Cara Amica

Mia cara amica,

ho dibattuto a lungo tutti i punti della nostra conversazione, che mi ha colmato di ricordi e di idee. Le sono grato di avermi fornito lumi per riandare al mio passato di soldato, dove tanti eventi sono rimasti in sospeso, carichi di un’esperienza che aspettava tutto dalla vita. Le citerò soltanto un esempio:
Prima dell’attacco del 16 aprile 1917 a cui mi apprestavo a prender parte in qualità di aspirante ufficiale di fanteria, fui lungamente istruito dal mio comandante di compagnia.

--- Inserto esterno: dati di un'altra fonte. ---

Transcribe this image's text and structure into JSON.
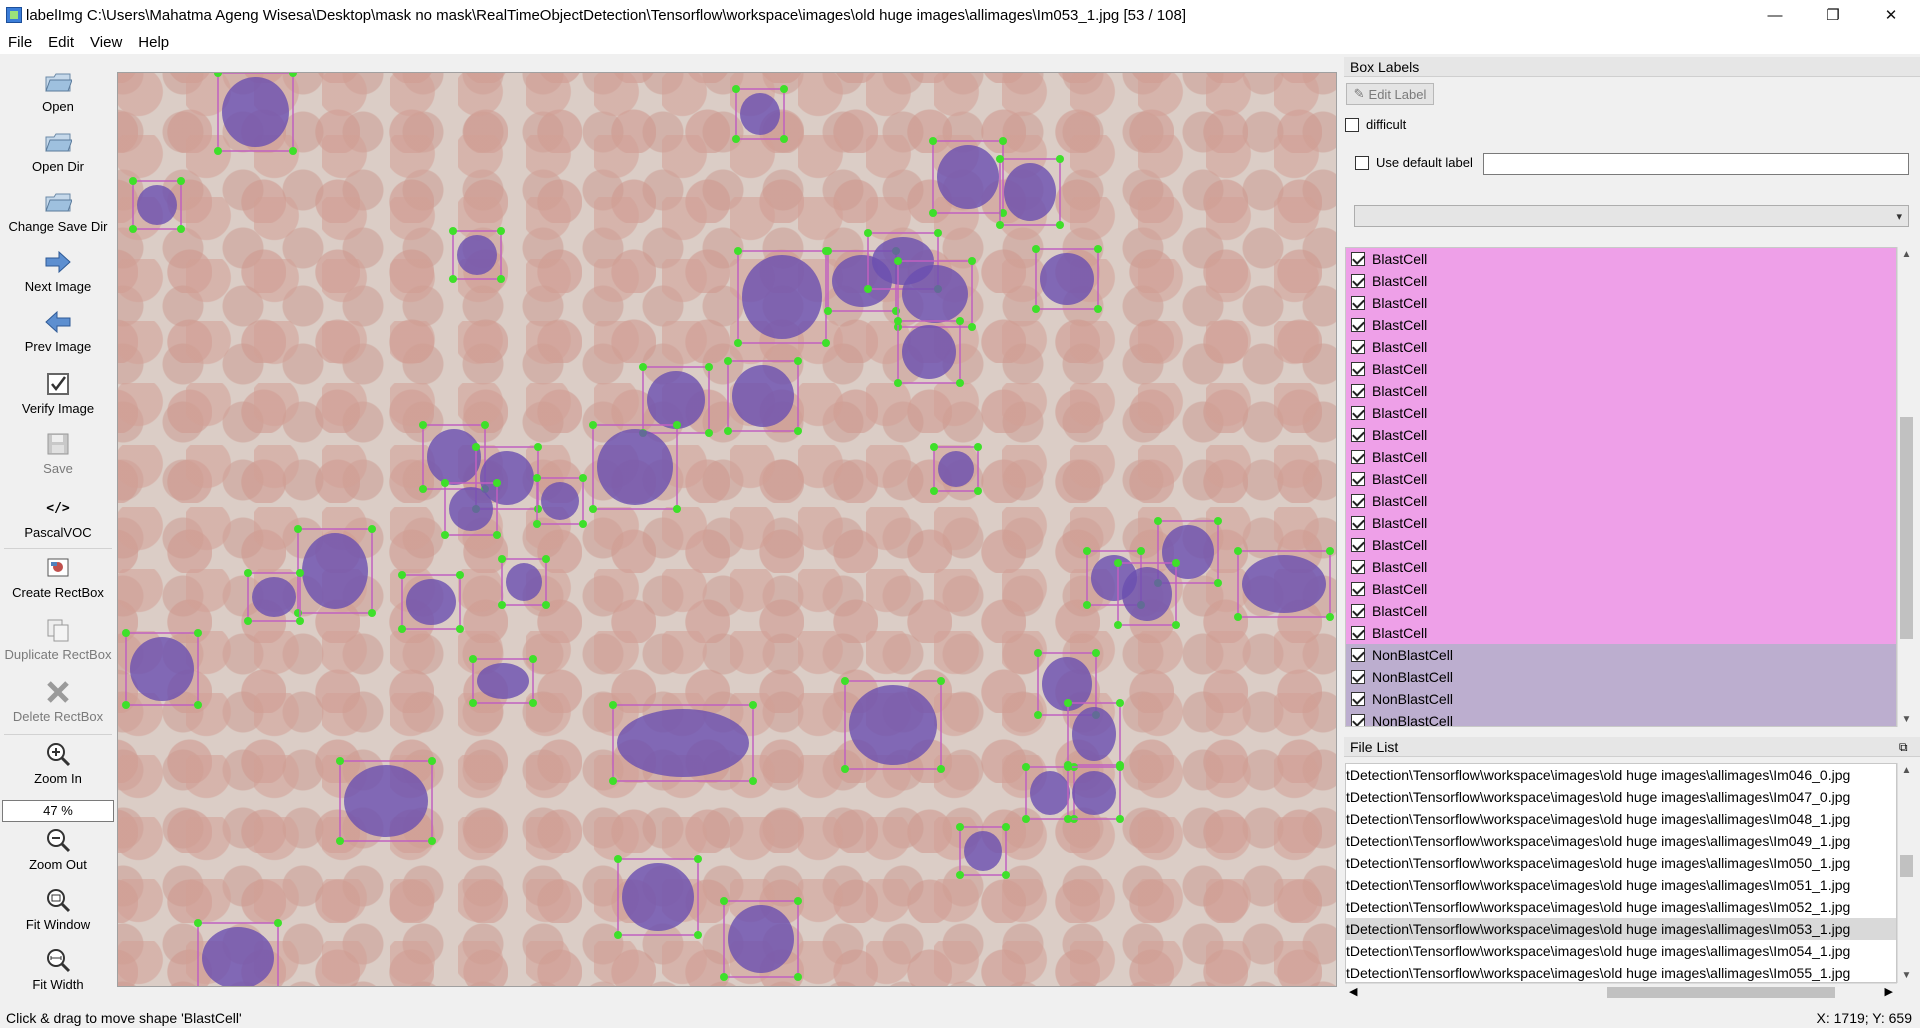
{
  "window": {
    "title": "labelImg C:\\Users\\Mahatma Ageng Wisesa\\Desktop\\mask no mask\\RealTimeObjectDetection\\Tensorflow\\workspace\\images\\old huge images\\allimages\\Im053_1.jpg [53 / 108]",
    "minimize": "—",
    "maximize": "❐",
    "close": "✕"
  },
  "menu": {
    "file": "File",
    "edit": "Edit",
    "view": "View",
    "help": "Help"
  },
  "toolbar": {
    "open": "Open",
    "open_dir": "Open Dir",
    "change_save_dir": "Change Save Dir",
    "next_image": "Next Image",
    "prev_image": "Prev Image",
    "verify_image": "Verify Image",
    "save": "Save",
    "format_icon": "</>",
    "format": "PascalVOC",
    "create_rectbox": "Create RectBox",
    "duplicate_rectbox": "Duplicate RectBox",
    "delete_rectbox": "Delete RectBox",
    "zoom_in": "Zoom In",
    "zoom_value": "47 %",
    "zoom_out": "Zoom Out",
    "fit_window": "Fit Window",
    "fit_width": "Fit Width"
  },
  "box_labels": {
    "title": "Box Labels",
    "edit_label": "Edit Label",
    "difficult": "difficult",
    "use_default_label": "Use default label",
    "default_label_value": "",
    "combo_value": "",
    "items": [
      "BlastCell",
      "BlastCell",
      "BlastCell",
      "BlastCell",
      "BlastCell",
      "BlastCell",
      "BlastCell",
      "BlastCell",
      "BlastCell",
      "BlastCell",
      "BlastCell",
      "BlastCell",
      "BlastCell",
      "BlastCell",
      "BlastCell",
      "BlastCell",
      "BlastCell",
      "BlastCell",
      "NonBlastCell",
      "NonBlastCell",
      "NonBlastCell",
      "NonBlastCell"
    ]
  },
  "file_list": {
    "title": "File List",
    "files": [
      "tDetection\\Tensorflow\\workspace\\images\\old huge images\\allimages\\Im046_0.jpg",
      "tDetection\\Tensorflow\\workspace\\images\\old huge images\\allimages\\Im047_0.jpg",
      "tDetection\\Tensorflow\\workspace\\images\\old huge images\\allimages\\Im048_1.jpg",
      "tDetection\\Tensorflow\\workspace\\images\\old huge images\\allimages\\Im049_1.jpg",
      "tDetection\\Tensorflow\\workspace\\images\\old huge images\\allimages\\Im050_1.jpg",
      "tDetection\\Tensorflow\\workspace\\images\\old huge images\\allimages\\Im051_1.jpg",
      "tDetection\\Tensorflow\\workspace\\images\\old huge images\\allimages\\Im052_1.jpg",
      "tDetection\\Tensorflow\\workspace\\images\\old huge images\\allimages\\Im053_1.jpg",
      "tDetection\\Tensorflow\\workspace\\images\\old huge images\\allimages\\Im054_1.jpg",
      "tDetection\\Tensorflow\\workspace\\images\\old huge images\\allimages\\Im055_1.jpg"
    ],
    "selected_file": "Im053_1.jpg"
  },
  "status": {
    "message": "Click & drag to move shape 'BlastCell'",
    "coords": "X: 1719; Y: 659"
  },
  "colors": {
    "blast_row": "#eea0e8",
    "nonblast_row": "#bcaecf",
    "box_outline": "#c060c0",
    "vertex": "#3ee02a"
  }
}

Mi ero reso conto che quel gesuita tenente (Louis Houdard) era l’ufficiale più valoroso e più santo della divisione di attacco di cui facevo parte (39a D.I., 196° reggimento di fanteria, 20° corpo). Mi aveva appena dato ordini minuziosi per l’esecuzione di un colpo di mano che dovevo tentare a fine attacco. Ordini duri, saggi, dove tutto doveva essere previsto. Gli uomini che dovevano prendervi parte con me non erano esonerati per nulla dall’attacco e dovevano esser scelti dalla  loro stessa sorte, poiché erano preventivamente elencati come i superstiti del plotone che avrebbe saltato il parapetto con me. Houdard si rende improvvisamente conto che sono al mio primo attacco; e, con molto ardore: «Una raccomandazione! Divieto categorico ai combattenti di fermarsi presso i feriti. Nulla autorizza un soldato che si batte a raccogliere i lamenti o le raccomandazioni di un soldato che muore».

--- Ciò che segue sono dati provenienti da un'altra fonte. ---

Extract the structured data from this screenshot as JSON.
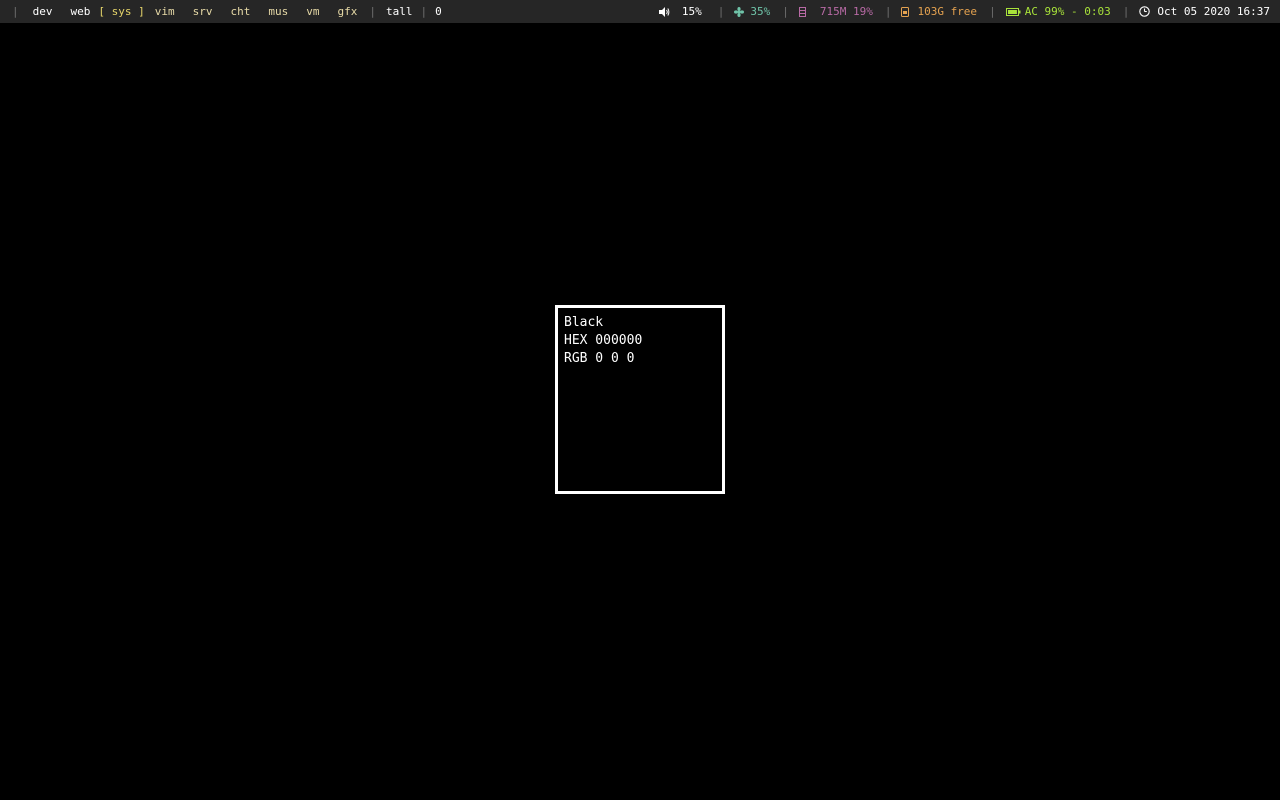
{
  "statusbar": {
    "leading_sep": "|",
    "workspaces": [
      {
        "label": "dev",
        "style": "plain"
      },
      {
        "label": "web",
        "style": "plain"
      },
      {
        "label": "sys",
        "style": "current"
      },
      {
        "label": "vim",
        "style": "normal"
      },
      {
        "label": "srv",
        "style": "normal"
      },
      {
        "label": "cht",
        "style": "normal"
      },
      {
        "label": "mus",
        "style": "normal"
      },
      {
        "label": "vm",
        "style": "normal"
      },
      {
        "label": "gfx",
        "style": "normal"
      }
    ],
    "current_open": "[",
    "current_close": "]",
    "layout": "tall",
    "window_count": "0",
    "volume": {
      "icon": "speaker-icon",
      "value": "15%"
    },
    "cpu": {
      "icon": "fan-icon",
      "value": "35%"
    },
    "memory": {
      "icon": "memory-icon",
      "value": "715M 19%"
    },
    "disk": {
      "icon": "disk-icon",
      "value": "103G free"
    },
    "battery": {
      "icon": "battery-icon",
      "value": "AC 99% - 0:03",
      "level": 0.99
    },
    "clock": {
      "icon": "clock-icon",
      "value": "Oct 05 2020 16:37"
    },
    "separator": "|",
    "colors": {
      "bar_bg": "#262626",
      "workspace": "#e6d9a6",
      "current": "#e6d56a",
      "cpu": "#6fc3a8",
      "memory": "#b86aa5",
      "disk": "#e4a250",
      "battery": "#a8e23a"
    }
  },
  "popup": {
    "name": "Black",
    "hex_line": "HEX 000000",
    "rgb_line": "RGB 0 0 0"
  }
}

Quel contatto con la legge della guerra mi parve più terribile della battaglia stessa. La battaglia, infatti, non si disvela mai in tutta la sua ampiezza, la regola che essa ha reso indispensabile ne mette a nudo di un colpo tutto l’orrore. Interrogai il tenente Houdard. Quell’eccellente Gesuita si dava cura di formare in me un uomo e contemporaneamente un ufficiale: «Il soldato che attacca» mi disse «appartiene alla sua missione, al suo dovere, appartiene alla grande battaglia che con stupore vede formarsi, è preda della sua immaginazione e del suo dovere, non può disporre di sé. Parlare con un moribondo lo restituisce a se stesso e decompone la volontà che l’evento aveva generato in lui. Non è più l’uomo di quell’impresa gigantesca. La pietà, la paura, fanno nascere in lui una coscienza e questa coscienza è totalmente dolore. A un uomo che ha da temere solo la morte, non si deve imporre la visione dell’agonia…».

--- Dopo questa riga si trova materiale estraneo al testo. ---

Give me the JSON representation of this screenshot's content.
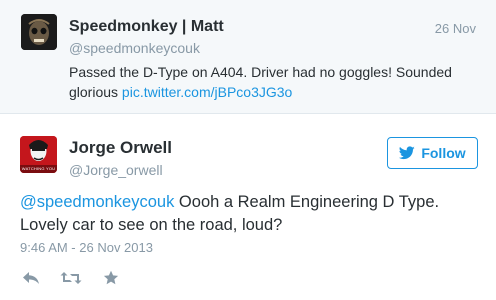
{
  "top_tweet": {
    "display_name": "Speedmonkey | Matt",
    "handle": "@speedmonkeycouk",
    "date": "26 Nov",
    "text": "Passed the D-Type on A404. Driver had no goggles!  Sounded glorious ",
    "link": "pic.twitter.com/jBPco3JG3o"
  },
  "main_tweet": {
    "display_name": "Jorge Orwell",
    "handle": "@Jorge_orwell",
    "mention": "@speedmonkeycouk",
    "text_after_mention": " Oooh  a Realm Engineering D Type. Lovely car to see on the road, loud?",
    "timestamp": "9:46 AM - 26 Nov 2013",
    "avatar_caption": "WATCHING YOU"
  },
  "follow_button": {
    "label": "Follow"
  },
  "actions": [
    "reply-icon",
    "retweet-icon",
    "favorite-icon"
  ],
  "colors": {
    "link": "#1b95e0",
    "muted": "#8899a6",
    "text": "#292f33",
    "top_bg": "#f5f8fa",
    "avatar_red": "#c4161c"
  }
}
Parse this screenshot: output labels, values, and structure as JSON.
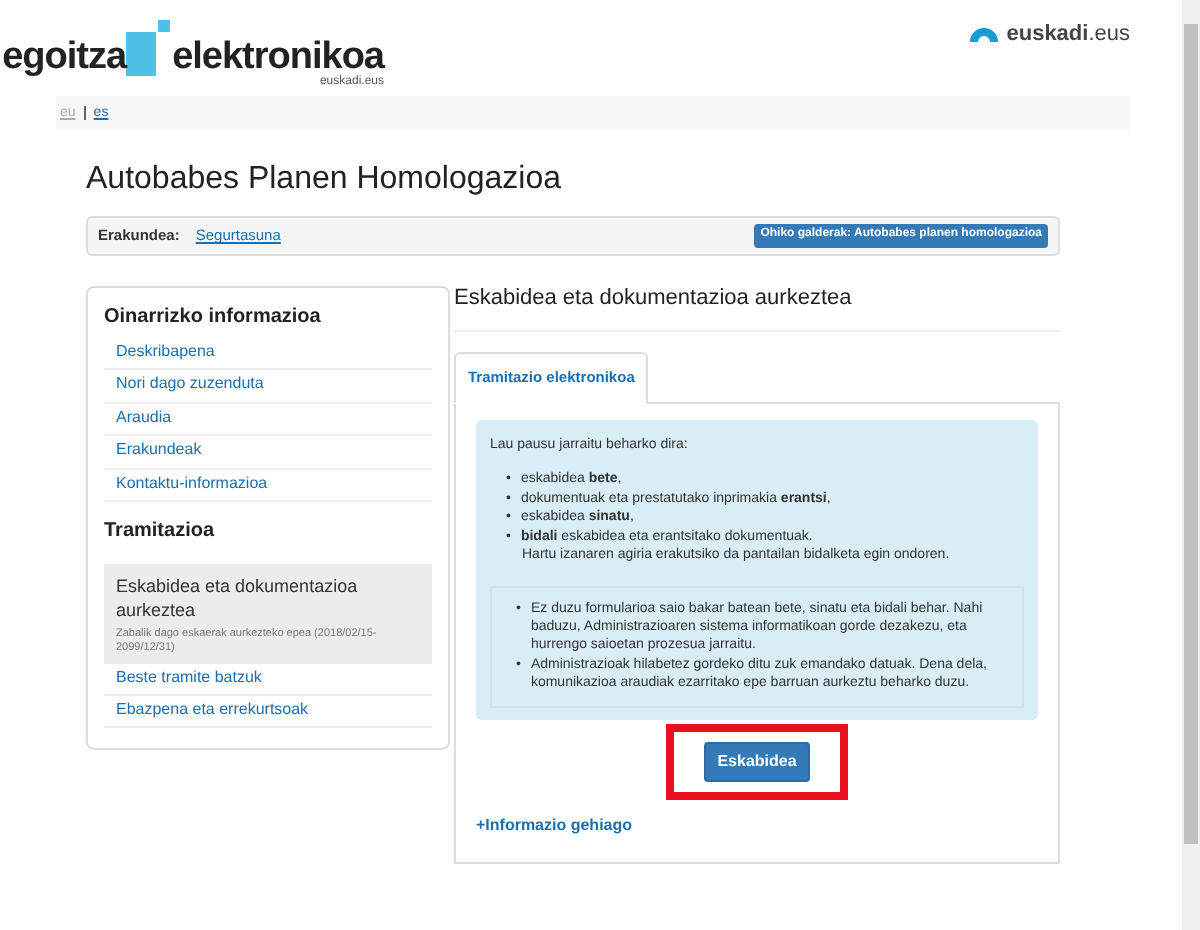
{
  "header": {
    "logo_word": "egoitza",
    "logo_word_2": "elektronikoa",
    "logo_sub": "euskadi.eus",
    "brand": "euskadi",
    "brand_suffix": ".eus"
  },
  "languages": [
    {
      "label": "eu",
      "selected": true
    },
    {
      "label": "es",
      "selected": false
    }
  ],
  "title": "Autobabes Planen Homologazioa",
  "organization": {
    "label": "Erakundea:",
    "value": "Segurtasuna",
    "faq_button": "Ohiko galderak: Autobabes planen homologazioa"
  },
  "sidebar": {
    "sections": [
      {
        "heading": "Oinarrizko informazioa",
        "items": [
          {
            "label": "Deskribapena",
            "selected": false
          },
          {
            "label": "Nori dago zuzenduta",
            "selected": false
          },
          {
            "label": "Araudia",
            "selected": false
          },
          {
            "label": "Erakundeak",
            "selected": false
          },
          {
            "label": "Kontaktu-informazioa",
            "selected": false
          }
        ]
      },
      {
        "heading": "Tramitazioa",
        "items": [
          {
            "label": "Eskabidea eta dokumentazioa aurkeztea",
            "note": "Zabalik dago eskaerak aurkezteko epea (2018/02/15-2099/12/31)",
            "selected": true
          },
          {
            "label": "Beste tramite batzuk",
            "selected": false
          },
          {
            "label": "Ebazpena eta errekurtsoak",
            "selected": false
          }
        ]
      }
    ]
  },
  "main": {
    "heading": "Eskabidea eta dokumentazioa aurkeztea",
    "tabs": [
      {
        "label": "Tramitazio elektronikoa",
        "selected": true
      }
    ],
    "intro": "Lau pausu jarraitu beharko dira:",
    "bullet": "•",
    "steps": [
      "eskabidea **bete**,",
      "dokumentuak eta prestatutako inprimakia **erantsi**,",
      "eskabidea **sinatu**,",
      "**bidali** eskabidea eta erantsitako dokumentuak."
    ],
    "steps_note": "Hartu izanaren agiria erakutsiko da pantailan bidalketa egin ondoren.",
    "notes": [
      "Ez duzu formularioa saio bakar batean bete, sinatu eta bidali behar. Nahi baduzu, Administrazioaren sistema informatikoan gorde dezakezu, eta hurrengo saioetan prozesua jarraitu.",
      "Administrazioak hilabetez gordeko ditu zuk emandako datuak. Dena dela, komunikazioa araudiak ezarritako epe barruan aurkeztu beharko duzu."
    ],
    "apply_button": {
      "label": "Eskabidea",
      "highlighted": true
    },
    "more_link": "+Informazio gehiago"
  }
}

L’attacco ebbe luogo. Terribile! È in quell’occasione che ho ottenuto la medaglia al valor militare e che il tenente Houdard è diventato capitano. Avevo eseguito i suoi ordini, senza difficoltà. I soldati, probabilmente preoccupati di conservare intatte le loro forze, evitavano il contatto con i feriti. In seguito, molte volte, in Belgio, in Lorena, a Verdun, ho osservato lo stesso fenomeno.

(da una lettera di Joë Bousquet a Simone Weil, 2 maggio 1942)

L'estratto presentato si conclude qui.